In 1951–52, Muni acquired a fleet of new PCC streetcars – the first Muni streetcars with a cab at only one end. These single-ended cars required a loop or wye to turn around at terminals, as they could not simply reverse direction. A wye was constructed at Church and 30th Street; it was put in service on December 22, 1957, allowing PCC streetcars to enter J Church service.

J Church and N Judah trains began using the extension of the J Church line along 30th Street and San Jose Avenue for carhouse moves on August 31, 1991. Although these trips were open to passengers, the extension and its stops did not open for full-time service until June 19, 1993, at which time 30th Street ceased to be a terminal except for occasional short turns.

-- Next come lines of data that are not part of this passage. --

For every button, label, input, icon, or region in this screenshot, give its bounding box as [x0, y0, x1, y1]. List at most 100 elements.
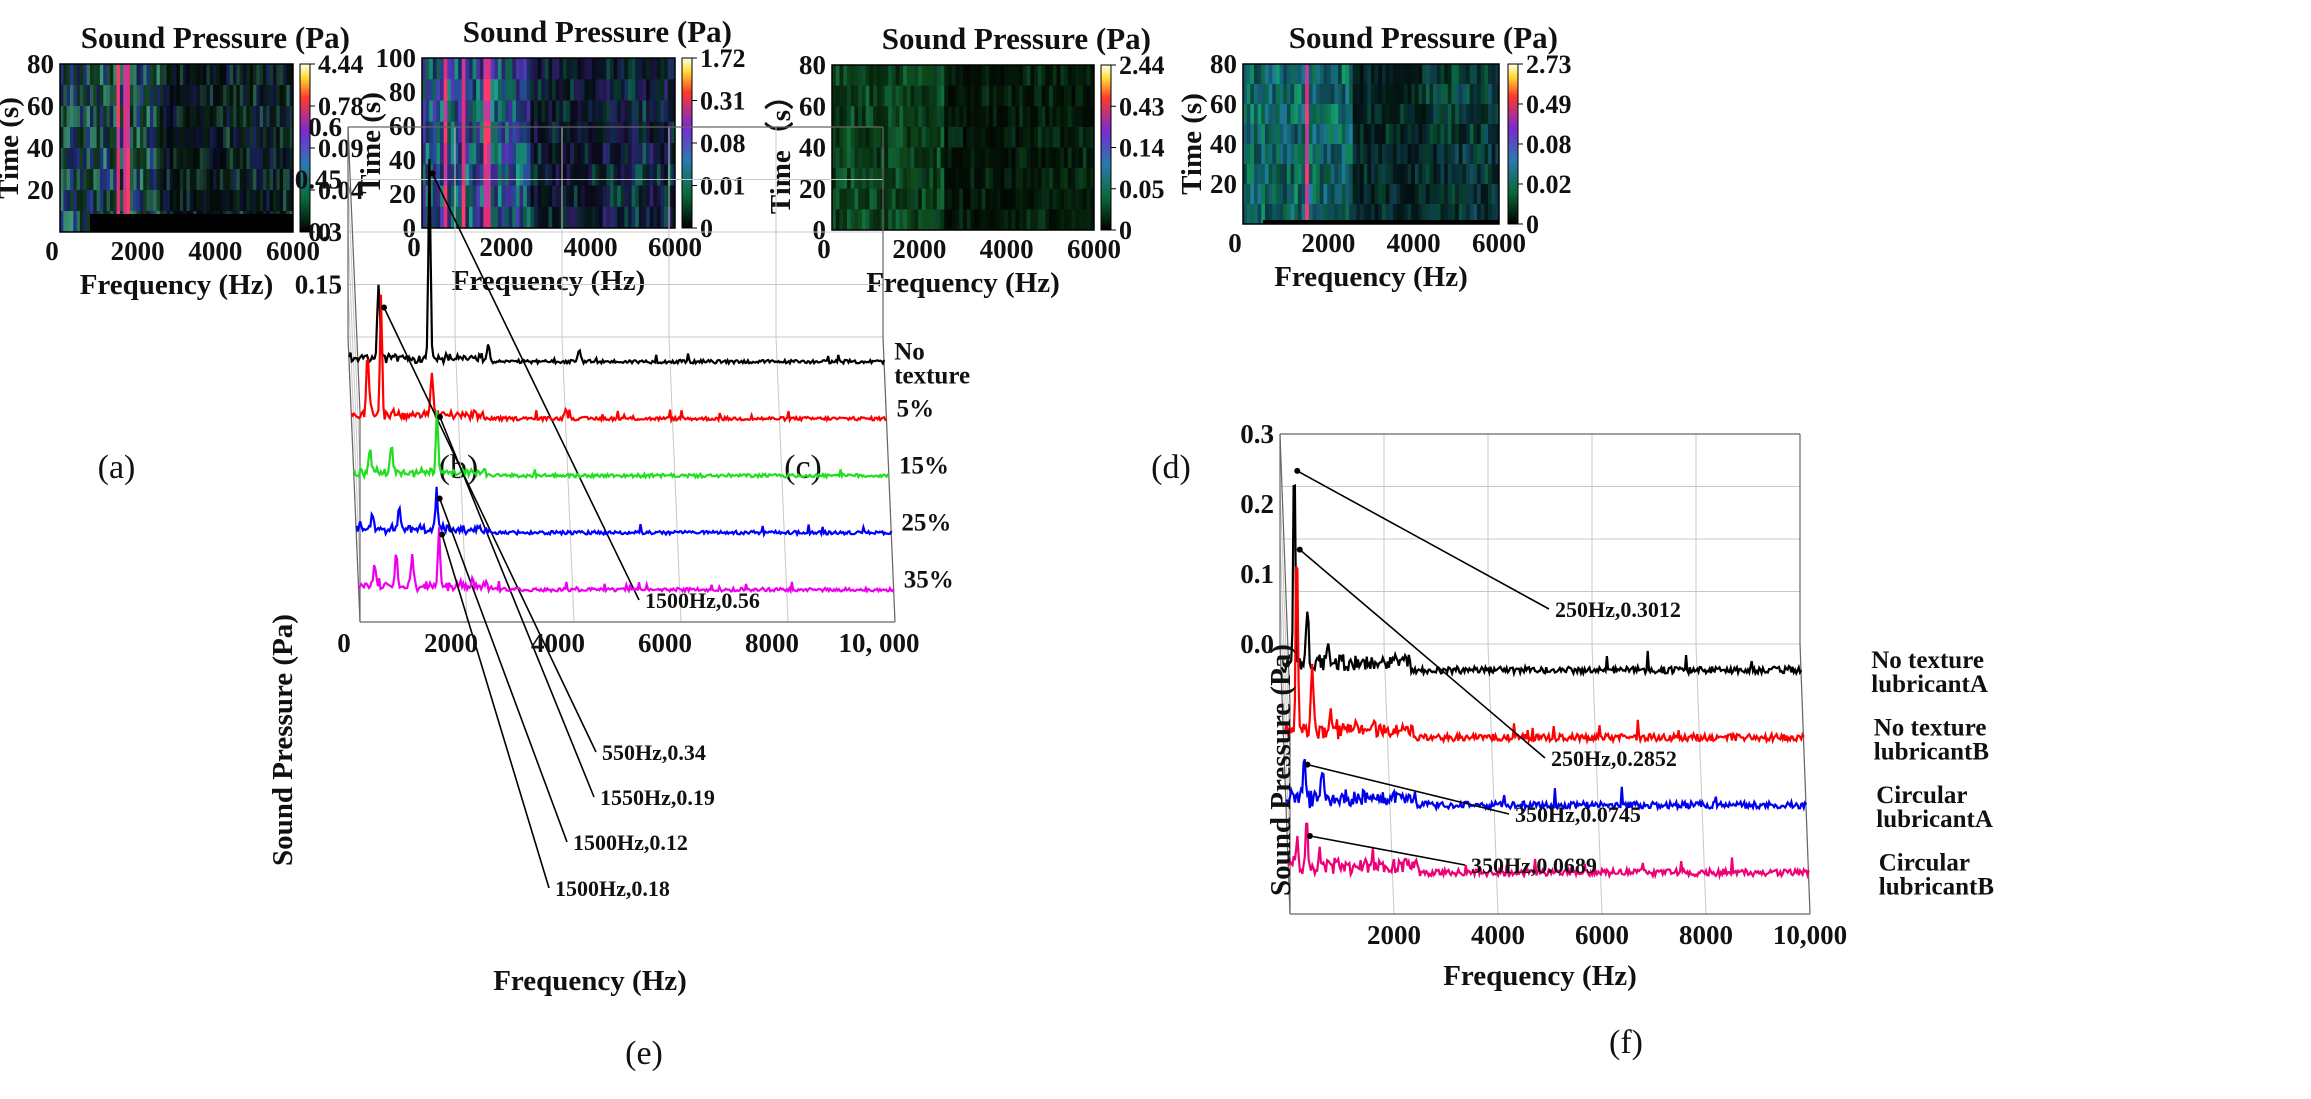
heatmap-cell [468, 206, 473, 229]
heatmap-cell [422, 206, 427, 229]
heatmap-cell [559, 79, 564, 101]
heatmap-cell [1286, 164, 1291, 185]
heatmap-cell [454, 121, 459, 144]
heatmap-cell [1447, 164, 1452, 185]
heatmap-cell [206, 148, 211, 170]
heatmap-cell [116, 169, 121, 191]
heatmap-cell [1440, 184, 1445, 205]
heatmap-cell [149, 169, 154, 191]
heatmap-cell [1272, 124, 1277, 145]
heatmap-cell [236, 148, 241, 170]
heatmap-cell [1341, 164, 1346, 185]
heatmap-cell [443, 100, 448, 123]
heatmap-cell [1264, 204, 1269, 225]
heatmap-cell [1389, 164, 1394, 185]
heatmap-cell [660, 164, 665, 186]
heatmap-cell [609, 58, 614, 80]
heatmap-cell [628, 79, 633, 101]
heatmap-cell [1462, 104, 1467, 125]
y-tick-label: 0 [813, 215, 827, 245]
heatmap-cell [1275, 204, 1280, 225]
heatmap-cell [1034, 106, 1039, 128]
heatmap-cell [1341, 64, 1346, 85]
heatmap-cell [454, 164, 459, 186]
heatmap-cell [1015, 65, 1020, 87]
heatmap-cell [106, 190, 111, 212]
heatmap-cell [259, 85, 264, 107]
heatmap-cell [646, 164, 651, 186]
grid-line [668, 336, 682, 623]
annotation-arrow [1296, 470, 1550, 610]
heatmap-cell [1433, 64, 1438, 85]
heatmap-cell [1000, 188, 1005, 210]
heatmap-cell [1378, 144, 1383, 165]
heatmap-cell [86, 64, 91, 86]
heatmap-cell [891, 65, 897, 87]
heatmap-cell [276, 106, 281, 128]
heatmap-cell [1261, 64, 1266, 85]
heatmap-cell [646, 100, 651, 123]
axis-edge [1799, 643, 1811, 915]
heatmap-cell [588, 206, 593, 229]
heatmap-cell [940, 188, 945, 210]
heatmap-cell [649, 143, 654, 165]
heatmap-cell [1491, 184, 1496, 205]
heatmap-cell [1049, 209, 1054, 231]
heatmap-cell [86, 106, 91, 128]
heatmap-cell [99, 148, 104, 170]
heatmap-cell [1469, 64, 1474, 85]
heatmap-cell [1356, 64, 1361, 85]
heatmap-cell [981, 168, 986, 190]
heatmap-cell [873, 106, 878, 128]
heatmap-cell [226, 148, 231, 170]
heatmap-cell [835, 147, 840, 169]
heatmap-cell [910, 209, 915, 231]
heatmap-cell [143, 85, 147, 107]
heatmap-cell [609, 79, 614, 101]
heatmap-cell [1019, 85, 1024, 107]
heatmap-cell [992, 85, 998, 107]
heatmap-cell [891, 209, 897, 231]
heatmap-cell [490, 206, 495, 229]
heatmap-cell [1392, 104, 1397, 125]
heatmap-cell [1345, 124, 1350, 145]
heatmap-cell [1246, 184, 1251, 205]
heatmap-cell [1378, 124, 1383, 145]
heatmap-cell [1312, 164, 1317, 185]
heatmap-cell [899, 209, 904, 231]
heatmap-cell [1268, 64, 1273, 85]
heatmap-cell [136, 127, 141, 149]
axis-edge [1279, 643, 1291, 915]
heatmap-cell [656, 206, 661, 229]
heatmap-cell [432, 206, 437, 229]
heatmap-cell [1356, 104, 1361, 125]
heatmap-cell [1305, 124, 1310, 145]
heatmap-cell [1411, 164, 1416, 185]
heatmap-cell [1429, 64, 1434, 85]
heatmap-cell [289, 169, 294, 191]
heatmap-cell [609, 185, 614, 208]
heatmap-cell [1495, 204, 1500, 225]
heatmap-cell [948, 126, 953, 148]
heatmap-cell [1268, 124, 1273, 145]
heatmap-cell [156, 169, 161, 191]
heatmap-cell [465, 100, 470, 123]
heatmap-cell [850, 126, 855, 148]
heatmap-cell [1064, 126, 1069, 148]
heatmap-cell [628, 206, 633, 229]
heatmap-cell [1385, 204, 1390, 225]
heatmap-cell [985, 188, 990, 210]
heatmap-cell [103, 85, 107, 107]
heatmap-cell [970, 65, 975, 87]
heatmap-cell [226, 85, 231, 107]
heatmap-cell [196, 64, 201, 86]
heatmap-cell [519, 185, 524, 208]
colorbar-tick-label: 0.49 [1526, 90, 1572, 119]
heatmap-cell [981, 126, 986, 148]
heatmap-cell [846, 209, 852, 231]
heatmap-cell [1458, 144, 1463, 165]
heatmap-cell [99, 127, 104, 149]
heatmap-cell [955, 126, 960, 148]
heatmap-cell [1272, 84, 1277, 105]
heatmap-cell [1425, 124, 1430, 145]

Accessible platforms were built several years later at 29th Street and Day Street slightly to the north, as the tight turn at 30th Street would have limited the space available.

In March 2014, Muni released details of the proposed implementation of their Transit Effectiveness Project (later rebranded MuniForward), which included a variety of stop changes for the J Church line. Under that plan, the stop at Church and 30th Street would be closed to reduce travel time on the line. A more limited preliminary project announced in November 2019 also included the stop closure. However, plans released in 2020 called for the inbound stop at 29th Street to be closed instead; the 30th Street stop would be moved around the corner onto 30th Street.